Data were collected using a questionnaire consisting of two sections. The first section included demographic data on age, gestational age of the fetus, education level, number of tooth brushing times, and economic status. The second section contained data on the periodontal status assessment based on the CPITN. Several indices cover the progression and etiology of periodontal disease and are used by clinicians to describe the changes in oral tissues (
24). Ainamo et al. developed this index (
25), and the World Health Organization (WHO) modified the index twice in 1987 and 1997. One of the two versions of this index is the partial CPITN, which examines 10 teeth, and the other version is the full-mouth CPITN, which evaluates 28 teeth (
26). The CPITN is primarily a screening procedure, which requires clinical assessments for the presence or absence of periodontal pockets, calculus, and gingival bleeding. The depth of the probe is measured using a Williams calibrated probe and a mirror in the six areas surrounding the teeth, including the mesiobuccal, midbuccal, distobuccal, mesiolingual, midlingual, and distolingual areas.

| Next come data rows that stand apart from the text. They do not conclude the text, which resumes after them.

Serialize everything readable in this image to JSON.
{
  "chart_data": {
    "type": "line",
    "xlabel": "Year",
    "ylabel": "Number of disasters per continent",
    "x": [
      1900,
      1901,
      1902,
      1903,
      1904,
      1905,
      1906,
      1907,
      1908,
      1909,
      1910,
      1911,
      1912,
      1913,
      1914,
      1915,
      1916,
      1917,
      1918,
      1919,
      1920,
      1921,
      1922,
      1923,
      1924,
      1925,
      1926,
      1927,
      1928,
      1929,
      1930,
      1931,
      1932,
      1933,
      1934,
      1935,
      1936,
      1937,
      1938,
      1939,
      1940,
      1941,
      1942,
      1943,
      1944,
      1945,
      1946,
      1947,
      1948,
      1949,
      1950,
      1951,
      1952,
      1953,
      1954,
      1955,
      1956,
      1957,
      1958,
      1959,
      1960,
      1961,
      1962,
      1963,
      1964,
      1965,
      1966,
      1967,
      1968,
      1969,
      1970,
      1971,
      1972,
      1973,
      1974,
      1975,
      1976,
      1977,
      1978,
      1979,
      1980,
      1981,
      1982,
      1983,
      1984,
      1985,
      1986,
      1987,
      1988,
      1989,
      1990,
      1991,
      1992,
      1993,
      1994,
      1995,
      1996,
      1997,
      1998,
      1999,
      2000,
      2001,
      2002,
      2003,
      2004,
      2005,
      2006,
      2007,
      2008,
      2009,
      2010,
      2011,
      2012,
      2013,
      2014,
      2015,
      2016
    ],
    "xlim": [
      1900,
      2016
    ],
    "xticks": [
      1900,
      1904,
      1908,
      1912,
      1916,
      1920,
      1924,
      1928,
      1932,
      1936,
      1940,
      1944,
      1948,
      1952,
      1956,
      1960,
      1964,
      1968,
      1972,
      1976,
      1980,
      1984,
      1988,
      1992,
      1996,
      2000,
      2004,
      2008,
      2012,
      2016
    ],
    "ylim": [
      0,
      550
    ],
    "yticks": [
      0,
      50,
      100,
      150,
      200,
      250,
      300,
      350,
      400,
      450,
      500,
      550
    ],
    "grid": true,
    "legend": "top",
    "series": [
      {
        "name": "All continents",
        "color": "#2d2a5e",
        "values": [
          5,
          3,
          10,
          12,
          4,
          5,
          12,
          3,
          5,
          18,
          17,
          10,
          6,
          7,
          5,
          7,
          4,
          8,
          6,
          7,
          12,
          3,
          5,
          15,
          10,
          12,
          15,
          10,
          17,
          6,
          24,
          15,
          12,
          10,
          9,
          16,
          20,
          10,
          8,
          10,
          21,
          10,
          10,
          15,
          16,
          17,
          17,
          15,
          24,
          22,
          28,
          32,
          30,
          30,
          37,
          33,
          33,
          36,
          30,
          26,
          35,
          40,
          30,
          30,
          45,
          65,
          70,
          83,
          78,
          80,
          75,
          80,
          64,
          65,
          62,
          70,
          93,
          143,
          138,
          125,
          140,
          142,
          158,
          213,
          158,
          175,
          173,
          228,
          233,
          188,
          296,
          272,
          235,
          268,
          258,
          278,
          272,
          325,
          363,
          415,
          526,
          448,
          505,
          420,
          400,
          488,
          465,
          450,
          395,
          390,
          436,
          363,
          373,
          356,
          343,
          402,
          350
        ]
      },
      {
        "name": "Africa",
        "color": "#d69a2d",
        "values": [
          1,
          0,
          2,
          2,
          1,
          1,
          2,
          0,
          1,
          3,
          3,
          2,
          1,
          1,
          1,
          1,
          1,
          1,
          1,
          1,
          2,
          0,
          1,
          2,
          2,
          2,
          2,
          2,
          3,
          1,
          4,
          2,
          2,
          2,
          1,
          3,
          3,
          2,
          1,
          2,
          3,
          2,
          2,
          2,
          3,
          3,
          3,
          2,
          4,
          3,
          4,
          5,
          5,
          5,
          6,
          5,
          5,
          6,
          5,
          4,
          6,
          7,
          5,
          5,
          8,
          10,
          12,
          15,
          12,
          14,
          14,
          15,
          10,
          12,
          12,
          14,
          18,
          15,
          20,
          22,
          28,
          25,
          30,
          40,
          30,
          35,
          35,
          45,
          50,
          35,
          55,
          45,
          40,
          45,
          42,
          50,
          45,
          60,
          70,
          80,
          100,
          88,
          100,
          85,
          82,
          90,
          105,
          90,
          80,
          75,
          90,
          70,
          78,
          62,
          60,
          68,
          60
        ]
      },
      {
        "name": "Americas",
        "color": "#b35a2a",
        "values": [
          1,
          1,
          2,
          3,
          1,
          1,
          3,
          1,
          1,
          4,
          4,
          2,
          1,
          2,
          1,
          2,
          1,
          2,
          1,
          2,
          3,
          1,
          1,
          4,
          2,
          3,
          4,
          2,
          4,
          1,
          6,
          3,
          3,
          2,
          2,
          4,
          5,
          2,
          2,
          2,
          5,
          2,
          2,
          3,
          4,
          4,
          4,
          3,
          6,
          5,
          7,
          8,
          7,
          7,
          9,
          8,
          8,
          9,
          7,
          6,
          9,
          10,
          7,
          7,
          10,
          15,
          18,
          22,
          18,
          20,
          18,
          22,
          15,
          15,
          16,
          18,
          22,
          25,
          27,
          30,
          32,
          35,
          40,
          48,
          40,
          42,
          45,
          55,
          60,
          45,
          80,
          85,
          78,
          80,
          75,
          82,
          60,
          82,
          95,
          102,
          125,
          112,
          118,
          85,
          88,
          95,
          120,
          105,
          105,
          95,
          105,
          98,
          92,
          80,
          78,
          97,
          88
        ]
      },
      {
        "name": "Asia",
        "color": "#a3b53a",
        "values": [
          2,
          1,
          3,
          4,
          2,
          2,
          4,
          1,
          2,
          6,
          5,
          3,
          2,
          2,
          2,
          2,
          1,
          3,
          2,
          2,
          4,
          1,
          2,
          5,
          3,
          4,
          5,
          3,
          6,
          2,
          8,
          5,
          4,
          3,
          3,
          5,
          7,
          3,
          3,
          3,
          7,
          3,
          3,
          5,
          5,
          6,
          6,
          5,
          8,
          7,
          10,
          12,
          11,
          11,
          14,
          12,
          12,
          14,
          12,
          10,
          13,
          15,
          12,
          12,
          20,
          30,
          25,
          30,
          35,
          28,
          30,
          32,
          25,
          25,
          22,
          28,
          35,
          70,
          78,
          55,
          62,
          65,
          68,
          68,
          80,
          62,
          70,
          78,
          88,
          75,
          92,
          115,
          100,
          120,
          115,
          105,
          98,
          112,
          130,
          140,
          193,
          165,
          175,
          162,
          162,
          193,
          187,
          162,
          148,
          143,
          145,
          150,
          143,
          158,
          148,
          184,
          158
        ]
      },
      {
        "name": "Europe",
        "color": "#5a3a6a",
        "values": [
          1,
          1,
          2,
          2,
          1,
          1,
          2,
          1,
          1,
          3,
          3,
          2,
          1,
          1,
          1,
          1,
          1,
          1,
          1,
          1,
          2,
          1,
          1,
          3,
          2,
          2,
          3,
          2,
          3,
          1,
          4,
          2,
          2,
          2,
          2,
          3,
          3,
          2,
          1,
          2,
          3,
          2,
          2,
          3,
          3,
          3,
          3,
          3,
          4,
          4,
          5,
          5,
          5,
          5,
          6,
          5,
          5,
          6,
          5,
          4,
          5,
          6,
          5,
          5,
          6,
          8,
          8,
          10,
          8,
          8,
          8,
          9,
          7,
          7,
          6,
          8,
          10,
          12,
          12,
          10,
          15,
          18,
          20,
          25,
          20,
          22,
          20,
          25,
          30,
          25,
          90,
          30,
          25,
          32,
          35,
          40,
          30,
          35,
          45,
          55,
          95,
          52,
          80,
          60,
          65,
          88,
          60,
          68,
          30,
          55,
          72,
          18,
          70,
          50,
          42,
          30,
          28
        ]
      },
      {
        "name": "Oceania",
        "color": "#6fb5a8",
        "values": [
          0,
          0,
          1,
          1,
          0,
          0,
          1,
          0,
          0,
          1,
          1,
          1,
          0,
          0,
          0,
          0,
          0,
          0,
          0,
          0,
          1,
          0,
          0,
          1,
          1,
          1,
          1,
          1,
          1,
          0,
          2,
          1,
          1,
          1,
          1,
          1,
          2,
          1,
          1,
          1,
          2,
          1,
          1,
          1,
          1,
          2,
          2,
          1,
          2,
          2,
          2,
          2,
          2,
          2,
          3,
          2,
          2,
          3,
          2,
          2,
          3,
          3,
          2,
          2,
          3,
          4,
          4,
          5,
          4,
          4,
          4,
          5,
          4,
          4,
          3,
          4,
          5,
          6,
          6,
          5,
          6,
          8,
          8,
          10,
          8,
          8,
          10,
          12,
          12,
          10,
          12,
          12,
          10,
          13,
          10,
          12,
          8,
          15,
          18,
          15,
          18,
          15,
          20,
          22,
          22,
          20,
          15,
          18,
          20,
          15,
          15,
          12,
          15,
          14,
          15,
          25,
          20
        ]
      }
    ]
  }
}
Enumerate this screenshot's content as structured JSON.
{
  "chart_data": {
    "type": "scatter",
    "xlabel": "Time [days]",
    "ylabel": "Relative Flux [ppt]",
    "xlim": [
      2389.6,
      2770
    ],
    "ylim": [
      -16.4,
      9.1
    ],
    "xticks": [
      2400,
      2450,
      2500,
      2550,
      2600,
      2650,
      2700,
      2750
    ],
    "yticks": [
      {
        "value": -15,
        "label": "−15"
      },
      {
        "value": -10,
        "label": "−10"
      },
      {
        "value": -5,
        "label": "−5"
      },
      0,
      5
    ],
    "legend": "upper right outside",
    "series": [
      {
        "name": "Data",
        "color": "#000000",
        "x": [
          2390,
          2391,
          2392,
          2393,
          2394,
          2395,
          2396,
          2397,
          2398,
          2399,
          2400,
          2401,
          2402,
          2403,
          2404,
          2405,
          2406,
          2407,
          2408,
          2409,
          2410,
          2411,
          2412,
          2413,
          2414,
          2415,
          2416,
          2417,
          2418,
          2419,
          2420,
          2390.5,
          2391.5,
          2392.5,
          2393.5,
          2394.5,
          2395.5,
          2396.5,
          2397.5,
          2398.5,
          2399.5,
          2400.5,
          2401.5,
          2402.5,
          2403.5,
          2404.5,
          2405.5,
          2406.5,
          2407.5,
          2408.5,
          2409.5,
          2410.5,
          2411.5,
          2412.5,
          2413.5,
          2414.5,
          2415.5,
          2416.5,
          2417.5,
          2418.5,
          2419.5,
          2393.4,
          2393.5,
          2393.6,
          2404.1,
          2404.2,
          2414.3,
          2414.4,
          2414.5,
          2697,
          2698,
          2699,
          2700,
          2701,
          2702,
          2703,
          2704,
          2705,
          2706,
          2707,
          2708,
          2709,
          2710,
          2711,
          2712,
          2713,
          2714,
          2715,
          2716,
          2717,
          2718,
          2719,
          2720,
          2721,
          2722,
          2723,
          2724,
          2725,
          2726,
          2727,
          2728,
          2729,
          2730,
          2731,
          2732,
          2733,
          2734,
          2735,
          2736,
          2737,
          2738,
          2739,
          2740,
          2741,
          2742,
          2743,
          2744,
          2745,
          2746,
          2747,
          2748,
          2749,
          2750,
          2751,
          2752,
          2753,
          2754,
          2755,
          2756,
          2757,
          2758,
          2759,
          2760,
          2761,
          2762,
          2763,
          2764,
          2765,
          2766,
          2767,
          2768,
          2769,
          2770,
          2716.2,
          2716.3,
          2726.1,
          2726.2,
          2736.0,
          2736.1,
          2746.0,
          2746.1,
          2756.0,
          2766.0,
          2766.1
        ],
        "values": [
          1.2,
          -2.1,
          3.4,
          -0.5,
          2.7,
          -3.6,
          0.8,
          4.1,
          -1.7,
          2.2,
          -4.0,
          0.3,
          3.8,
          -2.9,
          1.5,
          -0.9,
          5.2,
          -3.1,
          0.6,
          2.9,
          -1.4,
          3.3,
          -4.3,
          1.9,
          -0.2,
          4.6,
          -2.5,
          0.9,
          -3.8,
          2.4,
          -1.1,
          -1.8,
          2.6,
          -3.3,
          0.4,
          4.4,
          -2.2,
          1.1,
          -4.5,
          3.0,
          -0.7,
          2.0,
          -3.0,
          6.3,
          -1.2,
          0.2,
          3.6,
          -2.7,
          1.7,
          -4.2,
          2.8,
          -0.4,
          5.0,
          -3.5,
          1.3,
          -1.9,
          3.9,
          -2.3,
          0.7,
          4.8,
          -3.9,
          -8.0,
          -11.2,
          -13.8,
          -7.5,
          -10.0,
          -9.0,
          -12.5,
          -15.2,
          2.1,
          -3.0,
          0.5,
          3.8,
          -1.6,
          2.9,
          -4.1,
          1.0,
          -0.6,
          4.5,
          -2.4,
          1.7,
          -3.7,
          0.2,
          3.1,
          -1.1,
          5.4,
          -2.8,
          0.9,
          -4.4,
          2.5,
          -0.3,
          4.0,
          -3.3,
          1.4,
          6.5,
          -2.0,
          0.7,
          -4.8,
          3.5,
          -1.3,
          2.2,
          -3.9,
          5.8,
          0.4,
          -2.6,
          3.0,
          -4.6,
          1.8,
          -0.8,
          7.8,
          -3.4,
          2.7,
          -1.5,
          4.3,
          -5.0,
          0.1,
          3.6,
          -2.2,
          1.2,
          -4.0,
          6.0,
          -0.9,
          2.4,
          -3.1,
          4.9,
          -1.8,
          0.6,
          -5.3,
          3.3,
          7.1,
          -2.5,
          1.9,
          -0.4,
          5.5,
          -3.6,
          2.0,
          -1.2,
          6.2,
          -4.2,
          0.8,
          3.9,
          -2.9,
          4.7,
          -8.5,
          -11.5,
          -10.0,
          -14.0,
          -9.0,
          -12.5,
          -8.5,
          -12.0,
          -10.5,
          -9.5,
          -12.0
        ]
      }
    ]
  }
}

Inflammation, mass, and plaque indices were examined in the present study, and the patients were coded based on the following periodontal index scale:
Code 0: Healthy periodontal status; Code 1: Bleeding with direct/indirect vision after probing; Code 2: Presence of mass and bleeding during probing with the black band completely visible on the probe; Code 3: Presence of a thin periodontal pocket (3 - 5 mm) with the black band on the probe along the gingival margin; Code 4: Presence of a periodontal pocket (≥ 6 mm) with no black band detected on the gums
Data analysis was performed in SPSS version 24 using descriptive statistics (mean, standard deviation, and percentage) and analytical statistics (independent t-test, chi-square, and one-way ANOVA). In all the statistical analyses, the significance level was considered to be 0.05.